When you put it all together, the New 3DS is better than the original in almost every way. The only notable drawbacks are the change to a microSD card, the lack of charger in the box, and the removal of the Wi-Fi switch; but really, these are minor, and the positives far outweigh the negatives.
The game library that’s exclusive to, or at least uses the features of the new 3DS, is very small for now. Most games will benefit from the faster processor and all 3DS games get something from the improved 3D, but only one requires the new system, and only a couple of games take advantage of the new C-Stick.
The only New 3DS exclusive game is Xenoblade Chronicles 3D, and that’s actually a remake of an existing Wii game. Even if you like Xenoblade Chronicles, it’s hardly a system seller.

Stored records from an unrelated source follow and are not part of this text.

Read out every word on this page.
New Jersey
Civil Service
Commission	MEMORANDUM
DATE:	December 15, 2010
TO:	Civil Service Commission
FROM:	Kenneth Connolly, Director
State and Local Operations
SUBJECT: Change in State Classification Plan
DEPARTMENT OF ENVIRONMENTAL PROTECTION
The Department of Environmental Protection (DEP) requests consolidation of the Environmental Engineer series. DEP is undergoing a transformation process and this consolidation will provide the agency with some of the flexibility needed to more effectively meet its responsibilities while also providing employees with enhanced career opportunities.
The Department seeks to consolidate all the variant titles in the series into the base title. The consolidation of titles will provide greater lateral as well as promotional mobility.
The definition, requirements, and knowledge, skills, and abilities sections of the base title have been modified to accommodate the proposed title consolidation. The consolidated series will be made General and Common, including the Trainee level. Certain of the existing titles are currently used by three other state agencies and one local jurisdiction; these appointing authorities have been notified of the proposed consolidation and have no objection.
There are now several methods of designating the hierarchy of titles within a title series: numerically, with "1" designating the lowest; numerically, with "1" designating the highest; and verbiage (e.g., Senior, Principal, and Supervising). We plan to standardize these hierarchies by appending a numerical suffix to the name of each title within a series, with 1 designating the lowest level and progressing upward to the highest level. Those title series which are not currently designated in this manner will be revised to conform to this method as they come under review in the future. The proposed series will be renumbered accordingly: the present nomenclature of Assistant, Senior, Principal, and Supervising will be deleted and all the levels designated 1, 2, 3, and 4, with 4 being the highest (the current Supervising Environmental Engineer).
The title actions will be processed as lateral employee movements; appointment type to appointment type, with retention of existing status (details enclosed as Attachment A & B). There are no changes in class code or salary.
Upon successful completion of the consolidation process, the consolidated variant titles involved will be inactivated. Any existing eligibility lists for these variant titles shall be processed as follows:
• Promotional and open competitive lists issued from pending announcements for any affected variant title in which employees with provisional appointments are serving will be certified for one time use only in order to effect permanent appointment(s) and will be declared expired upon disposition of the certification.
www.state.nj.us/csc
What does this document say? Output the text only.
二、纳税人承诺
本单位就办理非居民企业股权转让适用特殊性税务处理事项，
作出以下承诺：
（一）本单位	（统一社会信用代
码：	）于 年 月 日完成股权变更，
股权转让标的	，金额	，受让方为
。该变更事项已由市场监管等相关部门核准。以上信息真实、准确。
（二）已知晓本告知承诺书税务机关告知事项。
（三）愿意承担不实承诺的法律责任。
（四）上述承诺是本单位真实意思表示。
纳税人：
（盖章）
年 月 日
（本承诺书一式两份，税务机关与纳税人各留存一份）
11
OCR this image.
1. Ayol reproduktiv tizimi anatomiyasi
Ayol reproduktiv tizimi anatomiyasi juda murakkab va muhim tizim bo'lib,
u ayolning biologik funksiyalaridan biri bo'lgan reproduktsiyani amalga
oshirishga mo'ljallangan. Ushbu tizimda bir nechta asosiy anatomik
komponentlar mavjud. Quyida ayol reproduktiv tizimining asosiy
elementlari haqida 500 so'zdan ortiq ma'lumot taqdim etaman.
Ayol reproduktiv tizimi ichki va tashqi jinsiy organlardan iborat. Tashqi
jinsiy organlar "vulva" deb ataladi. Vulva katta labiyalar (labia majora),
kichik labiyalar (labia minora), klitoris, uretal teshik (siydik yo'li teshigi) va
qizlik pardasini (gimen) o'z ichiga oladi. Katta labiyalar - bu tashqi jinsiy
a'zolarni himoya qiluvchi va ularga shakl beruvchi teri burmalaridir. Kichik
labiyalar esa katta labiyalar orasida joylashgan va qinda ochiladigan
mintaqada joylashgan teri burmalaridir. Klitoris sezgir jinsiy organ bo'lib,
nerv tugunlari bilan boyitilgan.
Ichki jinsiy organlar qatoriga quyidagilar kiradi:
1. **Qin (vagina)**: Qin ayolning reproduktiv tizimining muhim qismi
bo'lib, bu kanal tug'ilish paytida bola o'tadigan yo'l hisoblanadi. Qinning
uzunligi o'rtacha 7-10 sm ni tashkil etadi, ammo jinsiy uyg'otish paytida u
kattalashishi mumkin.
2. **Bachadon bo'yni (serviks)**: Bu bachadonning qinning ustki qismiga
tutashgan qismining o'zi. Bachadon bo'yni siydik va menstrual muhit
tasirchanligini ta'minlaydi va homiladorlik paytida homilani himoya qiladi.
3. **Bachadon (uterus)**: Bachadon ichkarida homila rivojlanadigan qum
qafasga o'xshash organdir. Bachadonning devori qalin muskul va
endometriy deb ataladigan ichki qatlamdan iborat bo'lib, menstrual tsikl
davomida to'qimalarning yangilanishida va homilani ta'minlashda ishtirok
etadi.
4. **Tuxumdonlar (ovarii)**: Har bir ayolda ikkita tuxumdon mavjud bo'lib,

As for games that actually use the right analog stick, the big one is Monster Hunter 4 Ultimate. It’s playable on the original 3DS, but once you realize how much more enjoyable it is to fight monsters with an actual second joystick, you’ll never be able to go back.
Other games that benefit from the C-stick are Code Name: S.T.E.A.M, The Legend of Zelda: Majora’s Mask 3D, Super Smash Bros. for Nintendo 3DS (a feature GameCube Smash players will really appreciate), and any of the other games that used Nintendo’s original Circle Pad Pro add-on.
The list of games that require the new system isn’t massive, but more will come. Along with the 3D benefits to the existing library, the line-up of games that take advantage of the New 3DS certainly isn’t bad.
The 3DS is primarily a game machine, and everything else is just icing on an already delicious cake. You’ll find the ability to download common media apps like Netflix, YouTube, and Hulu Plus. The offerings aren’t broad, and the somewhat low 3DS screen resolution isn’t exactly a mind-blowing way to watch video, but for people who don’t own a smartphone, it will get the job done.